|
Jeudi
17 octobre dernier, le Conseil Représentatif
des Institutions Juives de France (CRIF) organisait
un colloque, à Lyon, dans les locaux du
Centre d'histoire de la Résistance et de la
Déportation. C'est dans ces lieux qui furent
occupés par les services de la Gestapo,
où résonnaient les cris des victimes
de Klaus Barbie, que furent évoquées
les rafles des Juifs de France auxquelles
procédèrent les nazis, il y a
soixante ans, avec la complicité active de
l'administration de Vichy et d'une importante
partie des structures administratives et
policières.
La
très grande majorité des intervenants
aux quatre tables rondes prévues lors de
cette journée bénéficiaient
d'une autorité incontestable, et les
auditeurs ressortirent avec une conviction
renouvelée des débats menés
par Serge Klarsfeld, Yannis Thanassekos ou Marcel
Stourdze.
D'autres
participants aux discussions devaient, depuis la
tribune qui leur était offerte, faire preuve
de davantage d'efforts pour asseoir leur
légitimité.
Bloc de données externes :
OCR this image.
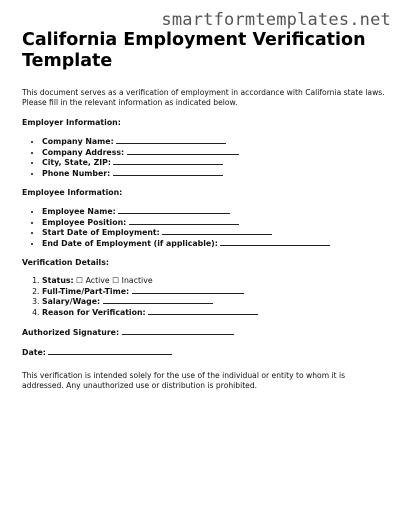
smartformtemplates.net
California Employment Verification Template

This document serves as a verification of employment in accordance with California state laws. Please fill in the relevant information as indicated below.

Employer Information:
• Company Name:
• Company Address:
• City, State, ZIP:
• Phone Number:
Employee Information:
• Employee Name:
• Employee Position:
• Start Date of Employment:
• End Date of Employment (if applicable):
Verification Details:
1. Status: ☐ Active ☐ Inactive
2. Full-Time/Part-Time:
3. Salary/Wage:
4. Reason for Verification:
Authorized Signature:
Date:

This verification is intended solely for the use of the individual or entity to whom it is addressed. Any unauthorized use or distribution is prohibited.
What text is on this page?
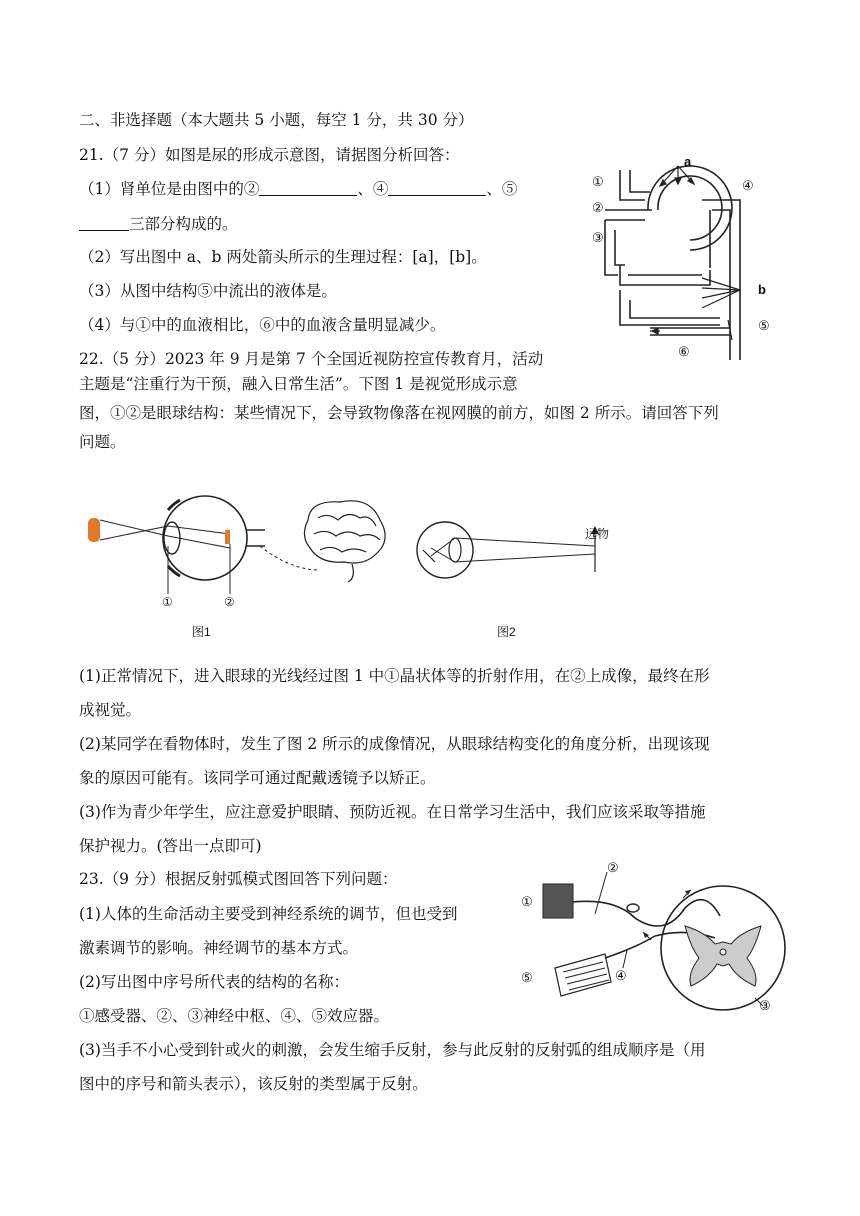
二、非选择题（本大题共 5 小题，每空 1 分，共 30 分）
21.（7 分）如图是尿的形成示意图，请据图分析回答：
（1）肾单位是由图中的②	、④	、⑤
三部分构成的。
（2）写出图中 a、b 两处箭头所示的生理过程：[a]，[b]。
（3）从图中结构⑤中流出的液体是。
（4）与①中的血液相比，⑥中的血液含量明显减少。
①
②
③
④
⑤
⑥
a
b
22.（5 分）2023 年 9 月是第 7 个全国近视防控宣传教育月，活动
主题是“注重行为干预，融入日常生活”。下图 1 是视觉形成示意
图，①②是眼球结构：某些情况下，会导致物像落在视网膜的前方，如图 2 所示。请回答下列
问题。
①	②
图1
远物
图2
(1)正常情况下，进入眼球的光线经过图 1 中①晶状体等的折射作用，在②上成像，最终在形
成视觉。
(2)某同学在看物体时，发生了图 2 所示的成像情况，从眼球结构变化的角度分析，出现该现
象的原因可能有。该同学可通过配戴透镜予以矫正。
(3)作为青少年学生，应注意爱护眼睛、预防近视。在日常学习生活中，我们应该采取等措施
保护视力。(答出一点即可)
23.（9 分）根据反射弧模式图回答下列问题：
(1)人体的生命活动主要受到神经系统的调节，但也受到
激素调节的影响。神经调节的基本方式。
(2)写出图中序号所代表的结构的名称：
①感受器、②、③神经中枢、④、⑤效应器。
(3)当手不小心受到针或火的刺激，会发生缩手反射，参与此反射的反射弧的组成顺序是（用
图中的序号和箭头表示），该反射的类型属于反射。
①
②
③
④
⑤
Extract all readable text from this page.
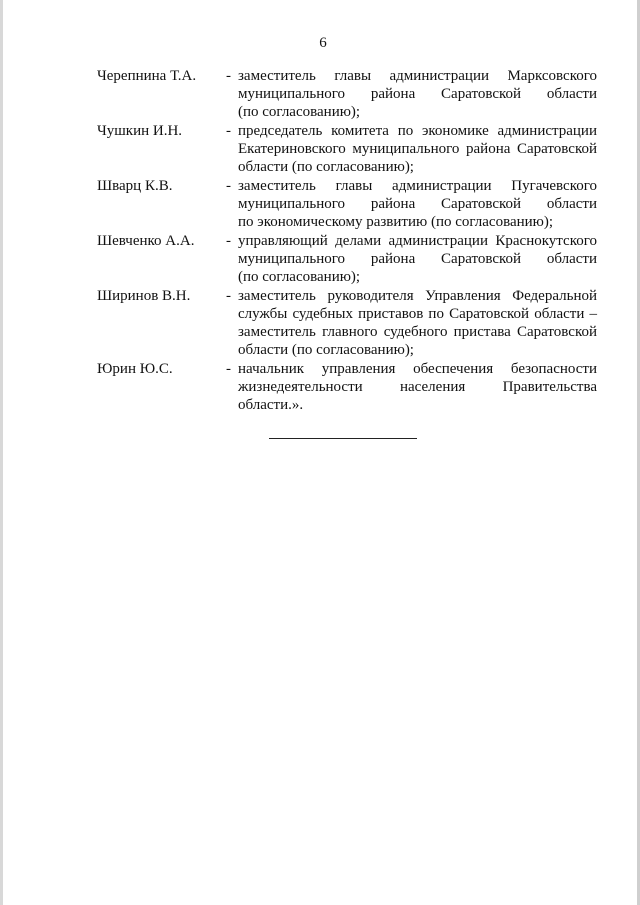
6
Черепнина Т.А.	- заместитель главы администрации Марксовского
муниципального района Саратовской области
(по согласованию);
Чушкин И.Н.	- председатель комитета по экономике администрации
Екатериновского муниципального района Саратовской
области (по согласованию);
Шварц К.В.	- заместитель главы администрации Пугачевского
муниципального района Саратовской области
по экономическому развитию (по согласованию);
Шевченко А.А.	- управляющий делами администрации Краснокутского
муниципального района Саратовской области
(по согласованию);
Ширинов В.Н.	- заместитель руководителя Управления Федеральной
службы судебных приставов по Саратовской области –
заместитель главного судебного пристава Саратовской
области (по согласованию);
Юрин Ю.С.	- начальник управления обеспечения безопасности
жизнедеятельности населения Правительства области.».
Ainsi monsieur
Jean-Dominique Durand, dont la carte de visite est
remplie au recto comme au verso: "professeur
d'histoire contemporaine à
l'Université Jean Moulin-Lyon III (Institut
d'Histoire du Christianisme) ancien conseiller
culturel de l'Ambassade de France auprès du
Saint-Siège" etc... En 1999, au moment
où il occupait cette éminente
fonction romaine au Centre Saint-Louis de France,
éclatait à Lyon l'affaire Plantin, du
nom de cet étudiant qui pouvait alors
exhiber une maîtrise d'histoire et un DEA
d'apparences régulières. On se
souvient que sa maîtrise, consacrée
à Paul Rassinier, était
négationniste de la première à
la dernière page, ce qui n'avait pas
empêché qu'elle obtienne une mention
"Très Bien". Le jury était
présidé par le professeur
Régis Ladous qui, fortement mis en cause par
la presse, avait trouvé comme argument de
défense que cette notation maximale
était de l'ordre de l'humour!
Depuis
le numéro 20/22 du Largo Toniolo à
Rome, le professeur Jean-Dominique Durand avait
pris sa plus belle plume pour se porter garant
de la réputation de son
collègue:
"Je
connais le Professeur Ladous depuis près
de vingt ans, je travaille avec lui en
étroite collaboration, je co-dirige avec
lui une collection chez un éditeur
parisien, et j'ai co-signé avec lui deux
ouvrages. Dans l'action que j'ai pu mener, dans
le passé au sein de notre
Université à la suite de l'affaire
Notin, j'ai toujours trouvé en lui le
soutien le plus ferme.
Aussi ne puis-je qu'exprimer ma stupeur et mon
indignation devant sa mise en cause dans une
affaire de négationnisme".
Aujourd'hui
que la maîtrise de Plantin a
été annulée (ainsi que son
DEA dirigé par Yves Lequin), il pouvait
sembler conforme à l'esprit du colloque que
le professeur Jean-Dominique Durand, s'il exprime
toujours légitimement sa "stupeur", revienne
au moins sur son "indignation". Il n'en fut pas
question.
La
défense du "collègue" est largement
répandue dans tous les corps, toutes les
institutions, mais elle est une plaie à
l'Université. En 1986, éclatait
à Nantes l'affaire de l'attribution d'un
doctorat d'histoire à un
négationniste. Le jury était presque
entièrement recruté à Lyon.
Alain Finkielkraut n'hésitait pas à
déclarer à L'Evénement du
Jeudi du 24 juillet 1986: "Les jurés
de Nantes sont des propagandistes nazis".
Le
28 mai 1986, "le professeur
émérite de l'Université Louis
Lumière, Guy Avanzini", (dont un des
collègues de Lumière, Pierre Zind,
faisait partie du jury), déclarait dans
Le Monde qu'à son avis:
"Seul le jury est habilité à
donner son avis sur une thèse, pas les
journalistes".
Le
diplôme "Roques" fut annulé quelque
temps plus tard à l'initiative du ministre
de l'Education nationale Alain Devaquet: "on"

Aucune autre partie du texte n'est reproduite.